The BMW M2 CS’s standard brakes are identical to the M2 Competition’s brakes. However, buyers can spec carbon-ceramic ones instead, The Drive reports, as well as Michelin Pilot Sport Cup 2 ‘connected’ tires. Besides the DCT and matte-gold-colored wheels, those are the only options the M2 CS offers. The extra Alcantara in the interior, though, is standard.
But there’s one more big difference between the two coupes: price. The 2021 BMW M2 Competition starts at $58,900. The M2 CS, though, starts at $83,600.
The 2021 BMW M2 CS could be “a future classic,” Evo says
The base 2021 BMW M2 Competition has plenty going for it.
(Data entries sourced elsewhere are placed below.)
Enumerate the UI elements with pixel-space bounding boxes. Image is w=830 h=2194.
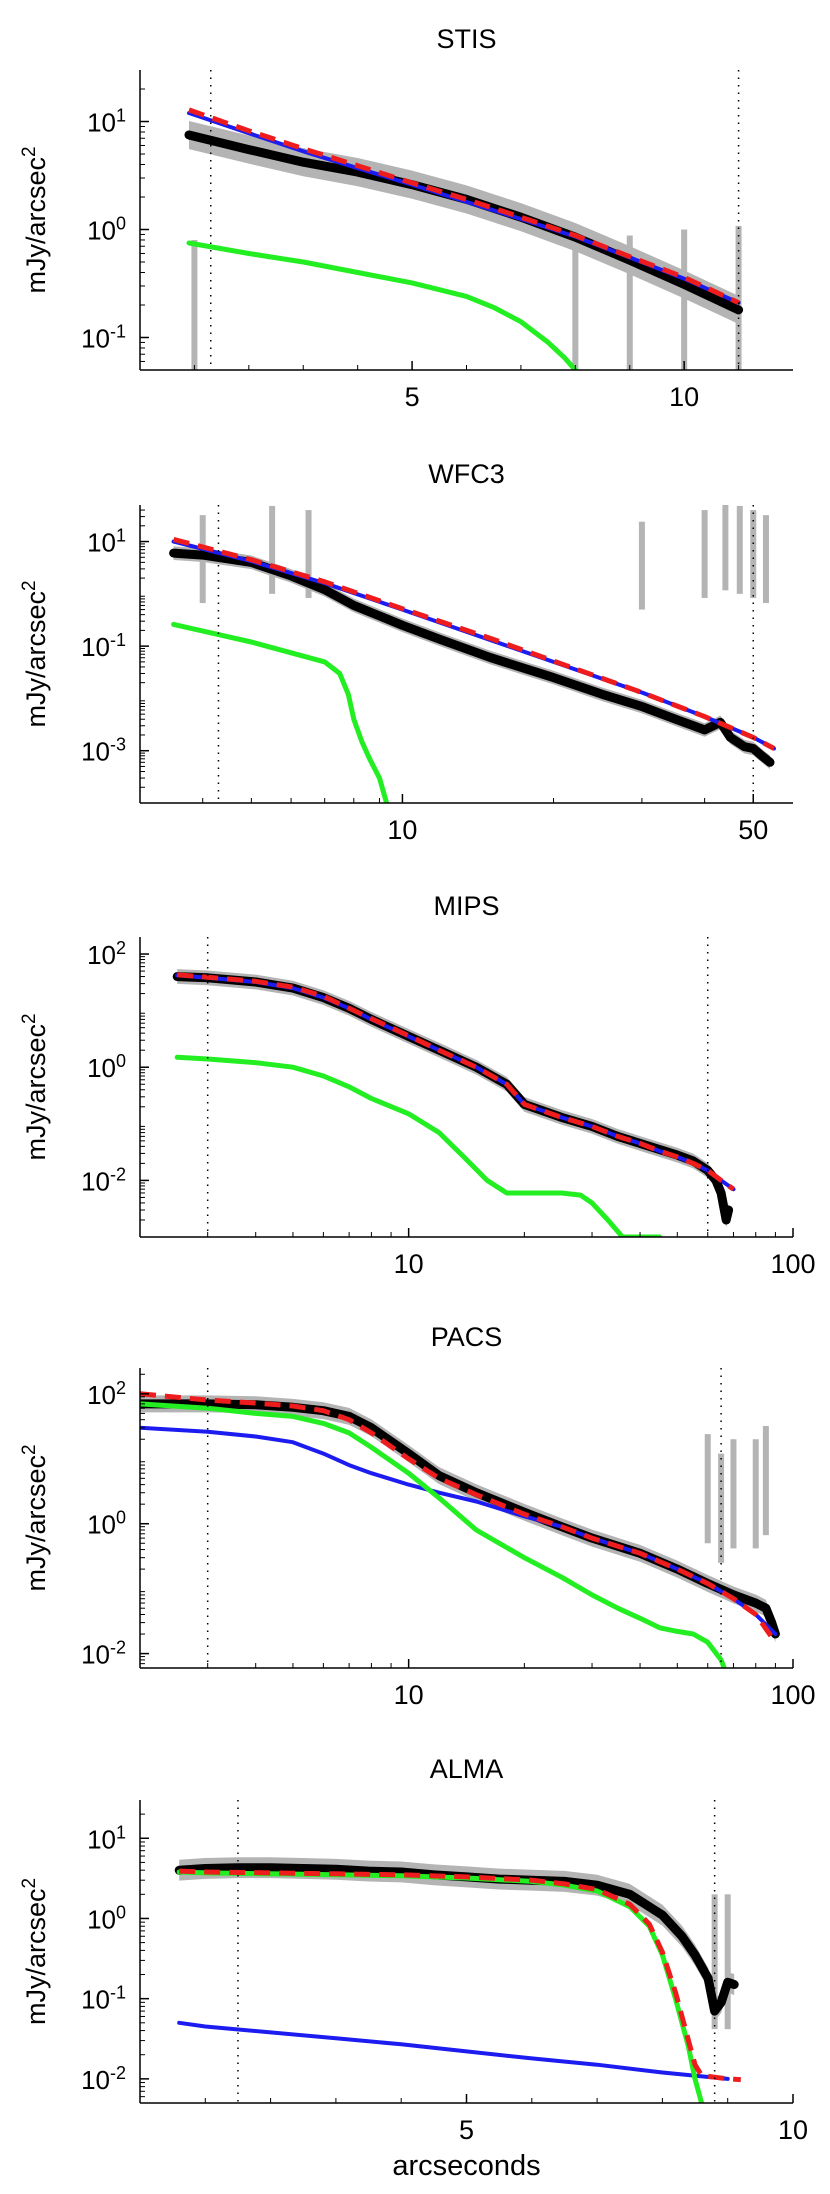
x-tick-label: 5: [459, 2115, 474, 2145]
y-tick-label: 100: [87, 1902, 126, 1934]
y-tick-label: 10-2: [81, 1638, 126, 1670]
panel-wfc3: WFC3 mJy/arcsec2 10-3 10-1 101 10 50: [19, 459, 793, 845]
uncertainty-spike: [724, 1894, 731, 2030]
star-model-line: [174, 1054, 663, 1237]
plot-area: [174, 1857, 741, 2103]
uncertainty-spike: [191, 239, 198, 370]
x-tick-label: 5: [405, 382, 420, 412]
plot-area: [140, 1391, 780, 1668]
y-axis-label: mJy/arcsec2: [19, 146, 52, 293]
star-model-line: [186, 240, 578, 370]
star-model-line: [140, 1401, 727, 1668]
data-line: [184, 130, 744, 315]
y-tick-label: 10-3: [81, 735, 126, 767]
panel-alma: ALMA mJy/arcsec2 10-2 10-1 100 101 5 10 arcsecon…: [19, 1754, 809, 2182]
total-model-line: [177, 972, 735, 1192]
y-tick-label: 102: [87, 938, 126, 970]
y-tick-label: 10-1: [81, 321, 126, 353]
y-axis-label: mJy/arcsec2: [19, 1013, 52, 1160]
y-tick-label: 101: [87, 106, 126, 138]
y-tick-label: 10-1: [81, 630, 126, 662]
uncertainty-band: [177, 969, 729, 1228]
uncertainty-band: [188, 120, 739, 325]
y-axis-label: mJy/arcsec2: [19, 1444, 52, 1591]
total-model-line: [179, 1868, 741, 2083]
panel-title: MIPS: [433, 891, 499, 921]
y-tick-label: 100: [87, 1508, 126, 1540]
y-tick-label: 10-2: [81, 1164, 126, 1196]
y-axis-label: mJy/arcsec2: [19, 580, 52, 727]
panel-title: PACS: [431, 1322, 503, 1352]
y-tick-label: 100: [87, 214, 126, 246]
panel-title: WFC3: [428, 459, 505, 489]
uncertainty-spike: [681, 229, 688, 370]
uncertainty-spike: [305, 510, 312, 598]
y-tick-label: 101: [87, 526, 126, 558]
x-tick-label: 10: [394, 1680, 424, 1710]
y-axis-label: mJy/arcsec2: [19, 1878, 52, 2025]
uncertainty-spike: [711, 1894, 718, 2030]
total-model-line: [172, 536, 776, 751]
x-tick-label: 100: [770, 1680, 815, 1710]
data-line: [140, 1399, 780, 1639]
uncertainty-spike: [638, 521, 645, 610]
plot-area: [184, 107, 744, 370]
uncertainty-spike: [704, 1434, 711, 1544]
y-tick-label: 10-1: [81, 1983, 126, 2015]
total-model-line: [188, 107, 740, 305]
uncertainty-spike: [762, 1425, 769, 1536]
uncertainty-spike: [269, 505, 276, 594]
uncertainty-spike: [735, 225, 742, 370]
disk-model-line: [175, 973, 736, 1192]
uncertainty-spike: [626, 235, 633, 370]
panel-mips: MIPS mJy/arcsec2 10-2 100 102 10 100: [19, 891, 816, 1279]
panel-title: ALMA: [430, 1754, 504, 1784]
y-tick-label: 100: [87, 1051, 126, 1083]
uncertainty-spike: [718, 1453, 725, 1563]
star-model-line: [171, 621, 390, 803]
y-tick-label: 10-2: [81, 2063, 126, 2095]
panel-pacs: PACS mJy/arcsec2 10-2 100 102 10 100: [19, 1322, 816, 1710]
total-model-line: [140, 1391, 778, 1644]
data-line: [169, 548, 775, 767]
uncertainty-spike: [572, 239, 579, 370]
uncertainty-spike: [722, 505, 729, 591]
uncertainty-band: [173, 546, 771, 770]
x-tick-label: 100: [770, 1249, 815, 1279]
uncertainty-spike: [750, 510, 757, 598]
uncertainty-spike: [701, 510, 708, 598]
x-tick-label: 50: [738, 815, 768, 845]
uncertainty-spike: [730, 1439, 737, 1549]
panel-stis: STIS mJy/arcsec2 10-1 100 101 5 10: [19, 24, 793, 412]
uncertainty-spike: [752, 1439, 759, 1549]
disk-model-line: [140, 1425, 778, 1636]
uncertainty-band: [179, 1857, 735, 2022]
x-tick-label: 10: [778, 2115, 808, 2145]
data-line: [172, 972, 734, 1225]
uncertainty-spike: [736, 505, 743, 594]
x-tick-label: 10: [394, 1249, 424, 1279]
uncertainty-spike: [762, 515, 769, 604]
y-tick-label: 102: [87, 1378, 126, 1410]
x-tick-label: 10: [387, 815, 417, 845]
data-line: [174, 1863, 739, 2016]
disk-model-line: [177, 2020, 730, 2081]
plot-area: [172, 969, 736, 1237]
x-tick-label: 10: [669, 382, 699, 412]
x-axis-label: arcseconds: [392, 2150, 540, 2182]
y-tick-label: 101: [87, 1822, 126, 1854]
plot-area: [169, 505, 776, 803]
panel-title: STIS: [436, 24, 496, 54]
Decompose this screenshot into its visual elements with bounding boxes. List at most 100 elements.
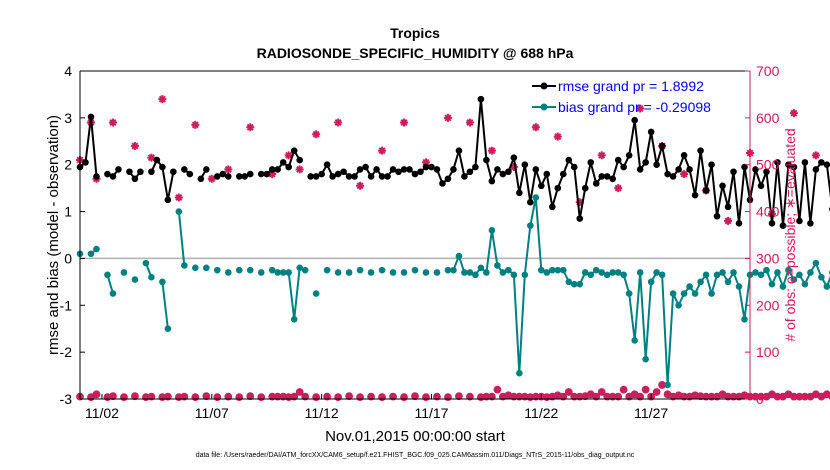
bias-point bbox=[345, 269, 353, 276]
bias-point bbox=[779, 283, 787, 290]
bias-point bbox=[642, 355, 649, 363]
rmse-point bbox=[126, 168, 133, 176]
rmse-point bbox=[647, 128, 655, 136]
bias-point bbox=[565, 278, 573, 286]
rmse-point bbox=[625, 152, 633, 159]
rmse-point bbox=[768, 219, 776, 227]
evaluated-obs-point bbox=[334, 118, 343, 127]
bias-point bbox=[587, 271, 595, 279]
evaluated-obs-point bbox=[636, 104, 645, 113]
rmse-point bbox=[93, 173, 100, 180]
rmse-point bbox=[763, 168, 770, 176]
rmse-point bbox=[477, 95, 485, 103]
possible-obs-point bbox=[213, 393, 222, 402]
rmse-point bbox=[686, 166, 693, 173]
bias-point bbox=[422, 269, 430, 276]
rmse-point bbox=[741, 163, 748, 171]
bias-point bbox=[532, 194, 540, 201]
y2-tick-label: 300 bbox=[756, 250, 780, 266]
rmse-point bbox=[472, 163, 479, 171]
possible-obs-point bbox=[191, 393, 200, 402]
bias-point bbox=[93, 245, 100, 253]
rmse-point bbox=[735, 219, 743, 227]
possible-obs-point bbox=[641, 385, 650, 394]
possible-obs-point bbox=[559, 392, 568, 401]
bias-point bbox=[164, 325, 172, 333]
rmse-point bbox=[505, 168, 512, 176]
bias-point bbox=[702, 271, 710, 279]
rmse-point bbox=[181, 166, 188, 173]
rmse-point bbox=[790, 163, 798, 171]
bias-point bbox=[285, 269, 292, 276]
rmse-point bbox=[450, 166, 457, 173]
bias-point bbox=[268, 266, 276, 274]
rmse-point bbox=[801, 159, 809, 166]
rmse-point bbox=[318, 170, 325, 178]
bias-point bbox=[741, 316, 748, 323]
bias-point bbox=[603, 271, 611, 279]
rmse-point bbox=[411, 170, 419, 178]
axes-layer: -3 -2 -1 0 1 2 3 4 0 100 200 300 400 500 600 700 11/02 11… bbox=[60, 63, 780, 421]
rmse-point bbox=[400, 166, 408, 173]
bias-point bbox=[812, 259, 820, 267]
rmse-point bbox=[713, 212, 721, 220]
bias-line bbox=[161, 281, 169, 329]
rmse-point bbox=[246, 170, 254, 178]
bias-point bbox=[658, 271, 666, 279]
legend-rmse-marker bbox=[540, 82, 548, 90]
rmse-point bbox=[131, 175, 139, 183]
bias-point bbox=[301, 266, 309, 274]
rmse-point bbox=[362, 163, 369, 171]
rmse-point bbox=[197, 175, 205, 183]
rmse-point bbox=[224, 173, 232, 180]
y2-tick-label: 600 bbox=[756, 110, 780, 126]
rmse-point bbox=[807, 219, 814, 227]
bias-point bbox=[488, 227, 496, 234]
possible-obs-point bbox=[345, 392, 353, 401]
rmse-point bbox=[203, 166, 210, 173]
bias-point bbox=[400, 269, 408, 276]
bias-point bbox=[653, 269, 660, 276]
possible-obs-point bbox=[455, 392, 463, 401]
bias-point bbox=[181, 262, 188, 269]
rmse-point bbox=[779, 222, 787, 229]
rmse-point bbox=[774, 159, 781, 166]
y-tick-label: 1 bbox=[64, 204, 72, 220]
bias-point bbox=[224, 269, 232, 276]
rmse-point bbox=[285, 163, 292, 171]
bias-point bbox=[159, 278, 166, 286]
bias-point bbox=[494, 262, 501, 269]
rmse-point bbox=[510, 154, 518, 161]
legend-rmse-label: rmse grand pr = 1.8992 bbox=[558, 78, 704, 94]
bias-point bbox=[625, 290, 633, 297]
rmse-point bbox=[115, 166, 122, 173]
bias-point bbox=[576, 280, 584, 288]
series-layer bbox=[76, 95, 830, 402]
evaluated-obs-point bbox=[614, 184, 623, 193]
evaluated-obs-point bbox=[224, 165, 233, 174]
rmse-point bbox=[565, 156, 573, 164]
rmse-point bbox=[757, 182, 765, 190]
bias-point bbox=[636, 269, 644, 276]
rmse-point bbox=[614, 156, 622, 164]
rmse-point bbox=[329, 173, 336, 180]
possible-obs-point bbox=[334, 393, 343, 402]
evaluated-obs-point bbox=[295, 165, 304, 174]
possible-obs-point bbox=[433, 392, 441, 401]
rmse-point bbox=[351, 173, 358, 180]
x-tick-label: 11/17 bbox=[414, 405, 448, 421]
bias-point bbox=[279, 269, 287, 276]
rmse-point bbox=[279, 159, 287, 166]
rmse-point bbox=[823, 161, 830, 169]
rmse-point bbox=[406, 166, 413, 173]
evaluated-obs-point bbox=[811, 151, 820, 160]
bias-point bbox=[203, 264, 210, 272]
bias-point bbox=[807, 269, 814, 276]
bias-point bbox=[378, 266, 386, 274]
evaluated-obs-point bbox=[312, 130, 321, 139]
bias-point bbox=[675, 301, 682, 309]
bias-point bbox=[175, 208, 183, 215]
possible-obs-point bbox=[246, 392, 255, 401]
rmse-point bbox=[796, 217, 803, 225]
bias-point bbox=[296, 264, 303, 272]
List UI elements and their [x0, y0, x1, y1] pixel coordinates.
It’s more capable than the earlier M2, Road & Track reports, “a more complete M car, better able to play that dual-role of fun sports car and luxury commuter.” And when Automobile named it an All-Star, one reviewer said that it’s “’ the BMW that best captures the spirit of the 2002 era more than anything in the marque’s stable.’” But what about the M2 CS?
Throttle House calls it “the last great BMW M car.” The extra output means the CS “absolutely flies,” Evo reports, and even with the optional Michelin tires, it’s “a very fluid car to drive.” The M2 CS is easier to handle than the M4, Evo reports, and in Comfort Mode, delivers decent ride quality. And the steering has fond echoes of past BMWs, Motor1 reports. It’s simply a fun car to drive.
Admittedly, it’s not perfect. The 6-speed manual’s throws are on the long side, Motor1 reports, and the clutch is a bit too light. The interior, though it has plenty of carbon fiber and Alcantara, isn’t exactly on the near-$100,000 level. And Evo reports the carbon-ceramic brakes aren’t quite a match for Porsche’s best. Though admittedly, while the similarly-priced 718 Cayman GT4 is an even more focused sports car, it’s also a noticeably less-pleasant daily-driver.
Is it worth considering over the standard car?
Speaking of price, that’s arguably the BMW M2 CS’s biggest problem. True, it feels a bit more controlled than the standard M2 Competition, and in some ways, more special. But unless you’re on a track or flying down a back road, the difference is “subtle,” Roadshow reports. And again, as a daily-drivable sports car, the M2 Competition is an excellent choice, Roadshow and Automobile report.
So, is the BMW M2 CS worth buying over the M2 Competition? That’s the near-$25,000 question—and the answer is, perhaps unsatisfyingly, it depends.
If you want a fairly comfortable sports car that can handle commuting duties, the cheaper M2 Competition will likely be the more logical choice. Not to mention easier to find. According to “’ a source close to the company,’” only about 400 CS models will make it to the US, Autoblog reports.
However, these CS sentiments bring to mind similar notions expressed about the 1 Series M Coupe. Like the BMW M2 CS, it was a limited-run car with parts borrowed from more expensive M models. And today, it’s one of the most sought-after modern BMWs on the used market.
That might be the best way to justify why someone would pick the M2 CS over the M2 Competition. As with M cars of the past, you have to drive it to understand.